Bien sûr, il y a toujours la tentation puissante d’en prendre un peu plus que sa part, mais en moyenne, les règles, les usages et les lois se construisent au fur et à mesure des pratiques et ont pour objet réel de maintenir l’équilibre entre tous les acteurs en présence, à garantir la cohabitation plus ou moins pacifiste de tous avec tous. Un fichu travail d’équilibristes, en partie voulu et pensé, en partie collectivement élaboré autour d’un modèle plus ou moins impossible à attendre, mais vers lequel tendent la plupart des pratiques individuelles et collectives.

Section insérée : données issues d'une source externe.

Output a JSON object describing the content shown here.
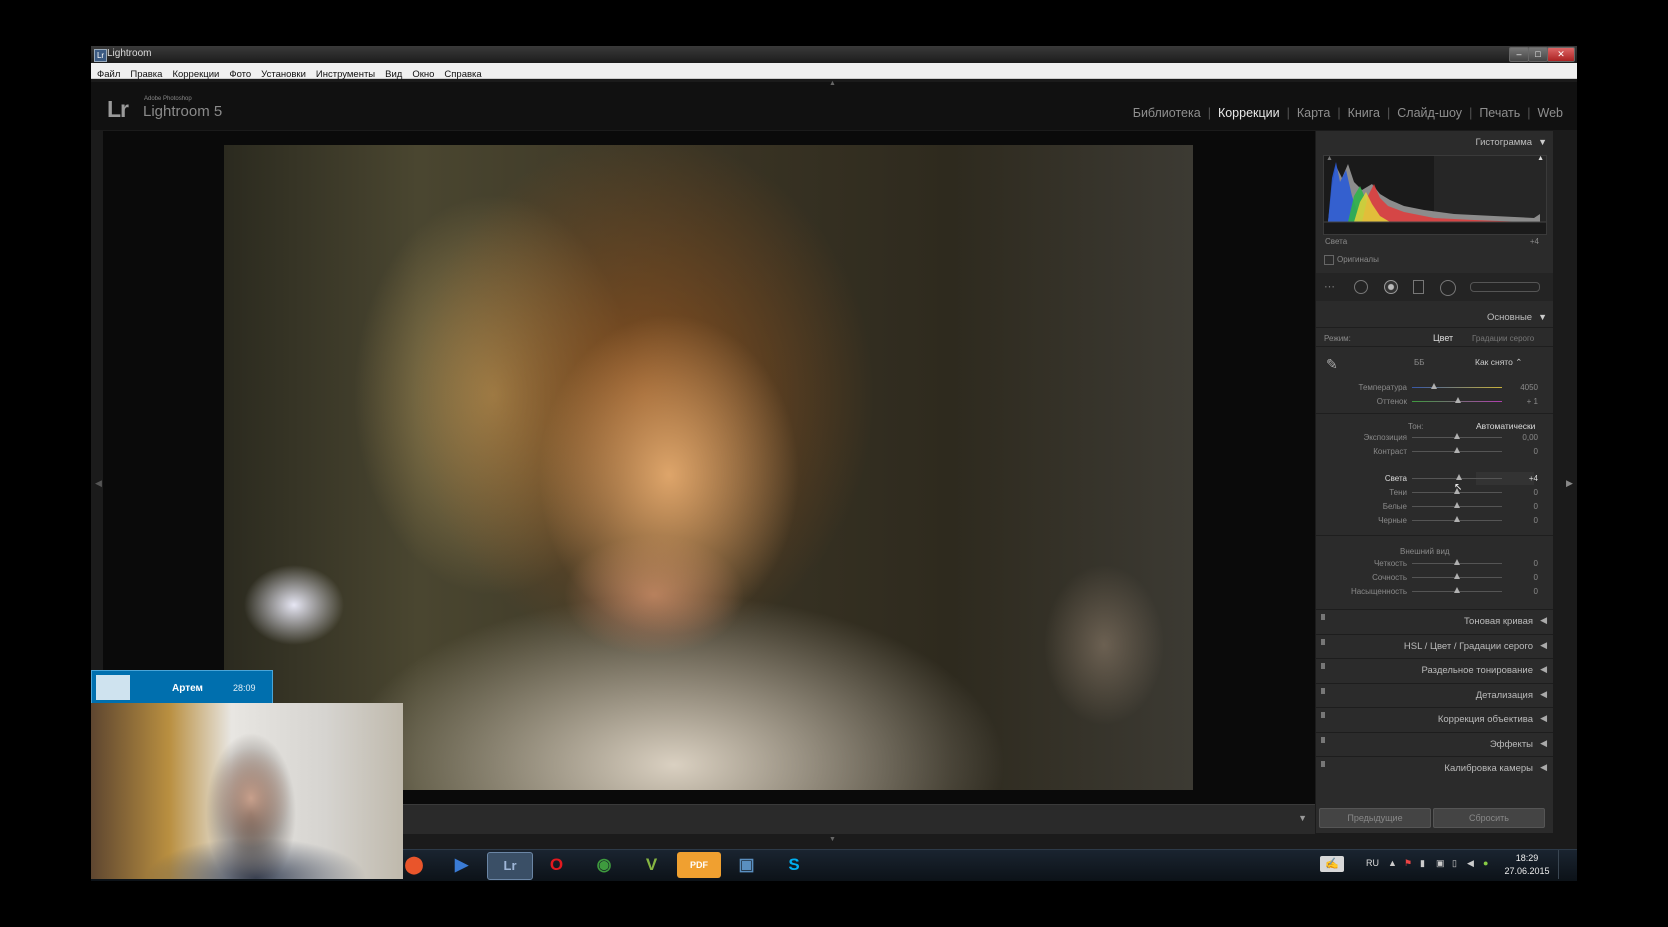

Cependant, il arrive qu’au sein des forces en présence, c’est-à-dire entre les différents groupes plus ou moins homogènes qui composent le tissu social, il y en ait certains qui parviennent enfin à prendre le dessus contre tous les autres et à maintenir et bétonner cette position de domination. La machine sociale se met alors à ne plus satisfaire tout le monde et le maintien de la cohésion sociale demande quelque chose d’un peu plus musclé que la simple adhésion librement consentie de tous les membres de la société. C’est le moment précis où la machine devient folle et produit des inégalités qui ont ceci de remarquable qu’elles se voient comme une pustule sur le front de Marianne et qu’elles deviennent de plus en plus insupportables et inacceptables du point de vue de ceux qui sont spoliés. Et donc, plus la machine produit des inégalités et plus il devient nécessaire de mettre en place des dispositifs de plus en plus coercitifs pour maintenir une paix sociale trompeuse.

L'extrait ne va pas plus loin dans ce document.